Bir Özentinin Sonu
Başlık:
Bir Özentinin Sonu
Kaynak:
Ulus, "Günaydın" ss. 1, 2
Tarih:
1960-10-11
Lokasyon:
Rahşan Ecevit Arşivi
Metin:
GÜNAYDIN
BÜLENT ECEVİT
Bir özentinin sonu
Devlet Operasının gala gecesinde «kıyafet» mecburiyeti, son yılların toplumumuza getirdiği özentilerden biri idi. Lâyık olmadan geçtikleri mevkilerde, türlü yolsuzluklarla ulusun sırtından edindikleri serveti teşhir etmek, ve tipik bir sonradan görme ve yeni zengin özenticiliği ile, Türkiye'de, enflasyon zenginlerinin de katıldıkları bir «sosyete» yaratmak hevesine kapılanlar, bir yanda, politik oyunlarıyla, çarşafı, sarığı, cübbeyi teşvik ederlerken, öbür yanda, kendi köksüz, görgüsüz «sosyete» lerini, birçok Batı ülkelerinde süresini geniş ölçüde doldurmuş olan, ve artık yalnız balolara, kırallar veya devlet başkanları için verilen resmi kabullere ve şatafatlı filim festivallerine inhisar eden «kıyafet» lerle süslemeğe çalışırlardı. «Kıyafet» mecburiyeti için hiç bir fırsat kaçırılamaz olmuştu.

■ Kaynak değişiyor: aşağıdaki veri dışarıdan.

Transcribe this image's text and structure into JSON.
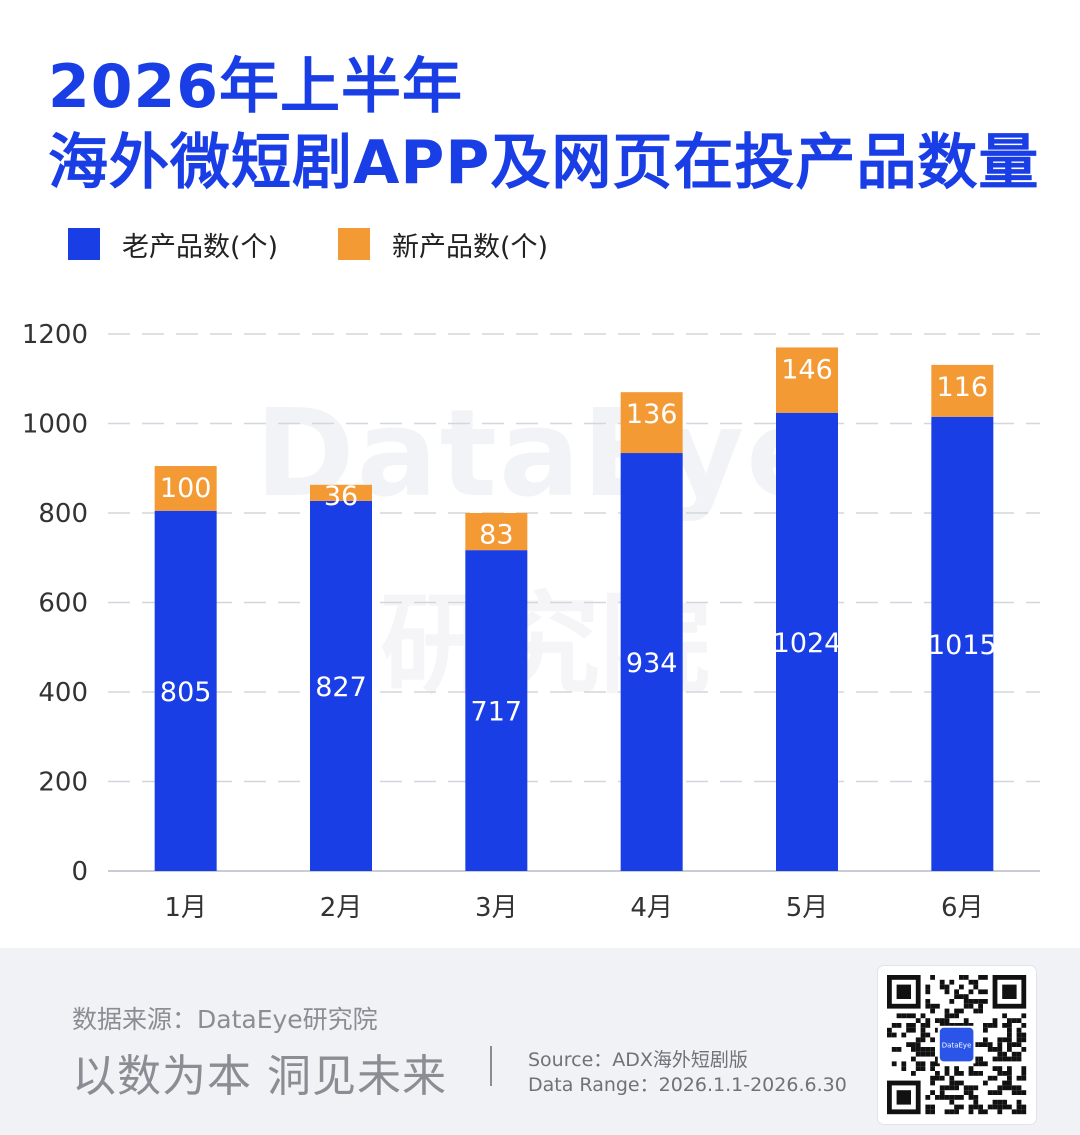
{
  "title": {
    "line1": "2026年上半年",
    "line2": "海外微短剧APP及网页在投产品数量"
  },
  "legend": [
    {
      "label": "老产品数(个)",
      "color": "#1a3ee6"
    },
    {
      "label": "新产品数(个)",
      "color": "#f39a35"
    }
  ],
  "watermark": {
    "line1": "DataEye",
    "line2": "研究院"
  },
  "chart_data": {
    "type": "bar",
    "stacked": true,
    "categories": [
      "1月",
      "2月",
      "3月",
      "4月",
      "5月",
      "6月"
    ],
    "series": [
      {
        "name": "老产品数(个)",
        "color": "#1a3ee6",
        "values": [
          805,
          827,
          717,
          934,
          1024,
          1015
        ]
      },
      {
        "name": "新产品数(个)",
        "color": "#f39a35",
        "values": [
          100,
          36,
          83,
          136,
          146,
          116
        ]
      }
    ],
    "y_ticks": [
      0,
      200,
      400,
      600,
      800,
      1000,
      1200
    ],
    "ylim": [
      0,
      1200
    ],
    "grid": true,
    "grid_style": "dashed",
    "legend_position": "top-left"
  },
  "footer": {
    "source": "数据来源：DataEye研究院",
    "slogan": "以数为本 洞见未来",
    "source_detail": "Source：ADX海外短剧版",
    "data_range": "Data Range：2026.1.1-2026.6.30",
    "qr_badge": "DataEye"
  }
}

Ankara bir memur şehri idi. Ankara Devlet Operası bir halk tiyatrosu idi. Buna rağmen, Devlet Operasının galaları icin de, bir takımının yaptırılması ortalama memur aylığını aşan «kıyafet » ler giyilmesi sart koşuldu. Erkek, ömrünü bir kat smokinle de geçirebilir. Fakat yoksul bir ülkenin bir memur sehrinde kadınlar için, «kıyafet» mecburiyeti koşulan vesilelerin çoğalması, memur ailelerinin taşıyamayacağı bir yüktü.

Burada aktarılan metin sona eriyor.